Here is a new frosting recipe I decided to try. I don't often use different types of icings or frostings, and when I do, I usually do not follow a recipe. However, as I was planning my father's birthday cake, I figured I might need a less stiff icing that could easily be spread over a delicate cake. I also only needed a little icing for piping, so I knew I could always whip up a little buttercream if I did indeed need something stiffer for the borders and pipings. I came across this recipe in the Company's Coming "Cakes" book I was looking through. It is a creamy white frosting described as similar in appearance, texture, and procedure to whipped cream. It requires a boiling on the stovetop and a whipping by hand, but it does make a nice icing that is creamy and tasty but not too sweet. It is good to cover delicate cakes or to use as a whipped cream substitute, but it is not so good for piping, it does have a slightly grainy appearance, and it doesn't taste as good as buttercream (in my opinion anyway).
Creamy White Frosting
1 cup milk
2 Tablespoons all-purpose (white) flour
1 cup butter or hard margarine, softened
1 cup granulated (white) sugar
1 teaspoon vanilla extract
In a small saucepan, whisk the milk and flour together until smooth.
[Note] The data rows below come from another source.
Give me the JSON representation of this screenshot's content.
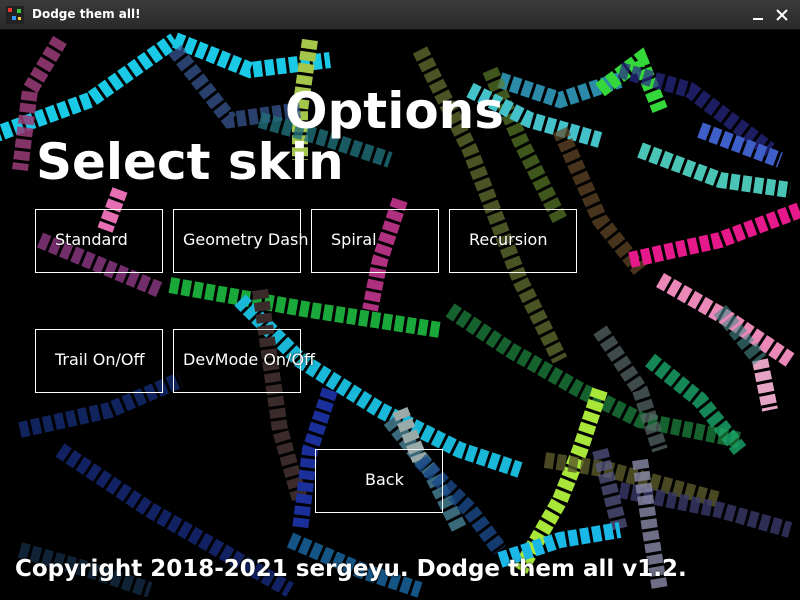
{
  "window": {
    "title": "Dodge them all!",
    "icon": "app-icon",
    "minimize_icon": "minimize-icon",
    "close_icon": "close-icon"
  },
  "options": {
    "title": "Options",
    "skin_heading": "Select skin",
    "skins": [
      {
        "label": "Standard"
      },
      {
        "label": "Geometry Dash"
      },
      {
        "label": "Spiral"
      },
      {
        "label": "Recursion"
      }
    ],
    "toggles": [
      {
        "label": "Trail On/Off"
      },
      {
        "label": "DevMode On/Off"
      }
    ],
    "back_label": "Back"
  },
  "footer": {
    "copyright": "Copyright 2018-2021 sergeyu. Dodge them all v1.2."
  },
  "colors": {
    "background": "#000000",
    "text": "#ffffff",
    "button_border": "#ffffff"
  }
}
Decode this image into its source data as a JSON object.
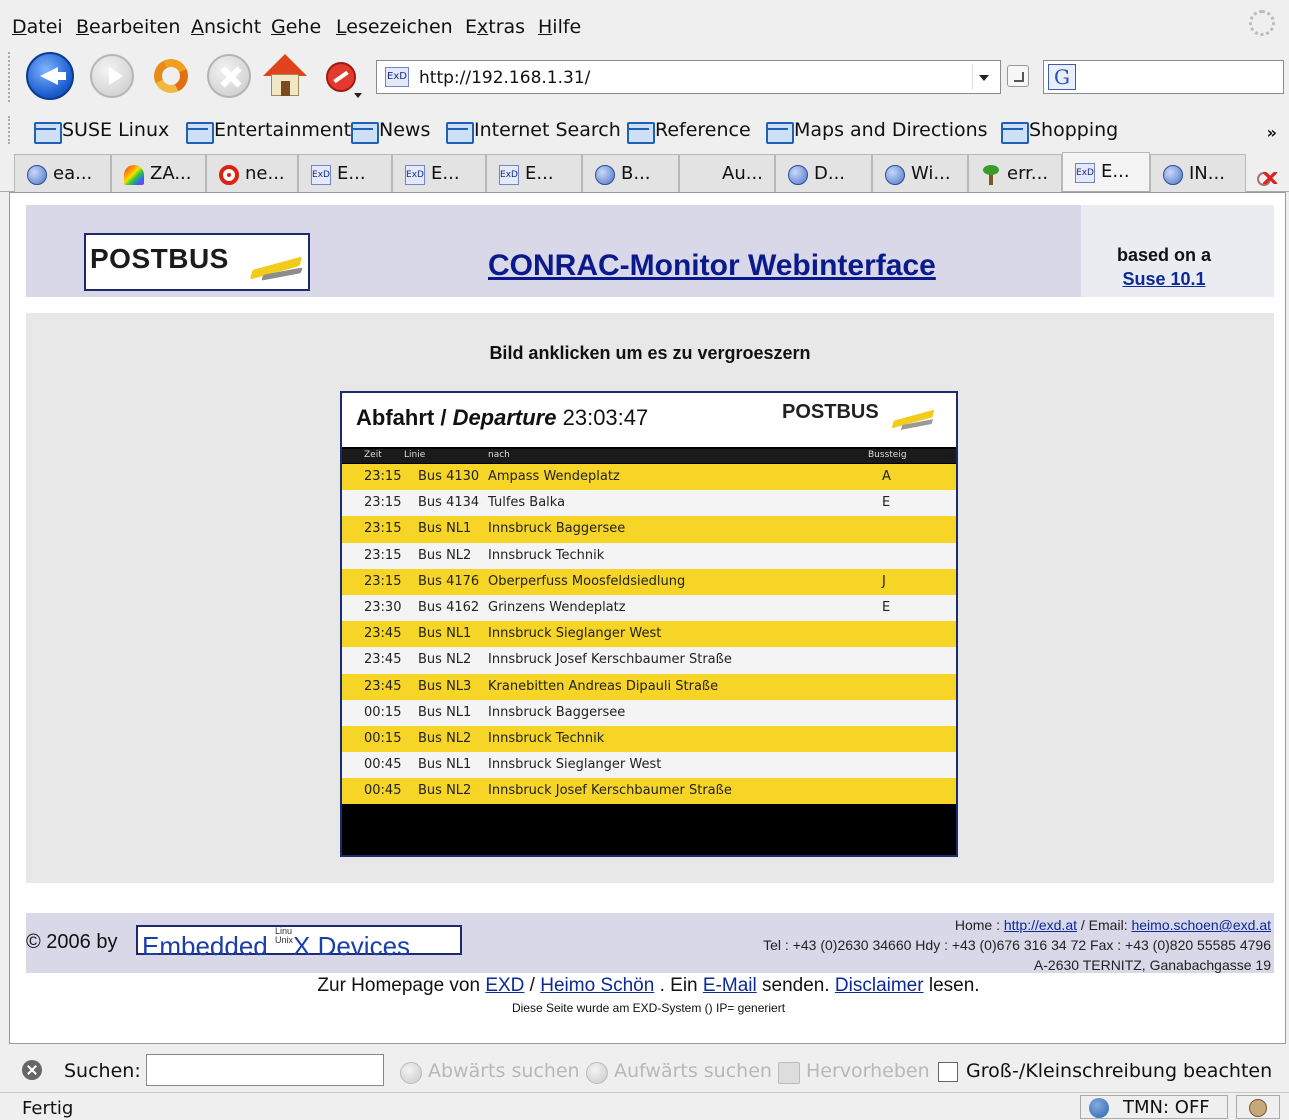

Heat and stir until it boils and thickens. Cool thoroughly. In a large bowl, cream together the butter, sugar, and vanilla until light and fluffy. Add the thickened milk and beat in until mixture resembles whipped cream. Makes about 3 1/2 cups, enough to fill and frost a two layer cake.
Paré, Jean. "Creamy Frosting." Recipe. Cakes, Edmonton Alberta: Company's Coming Publishing Limited, 1990. 140.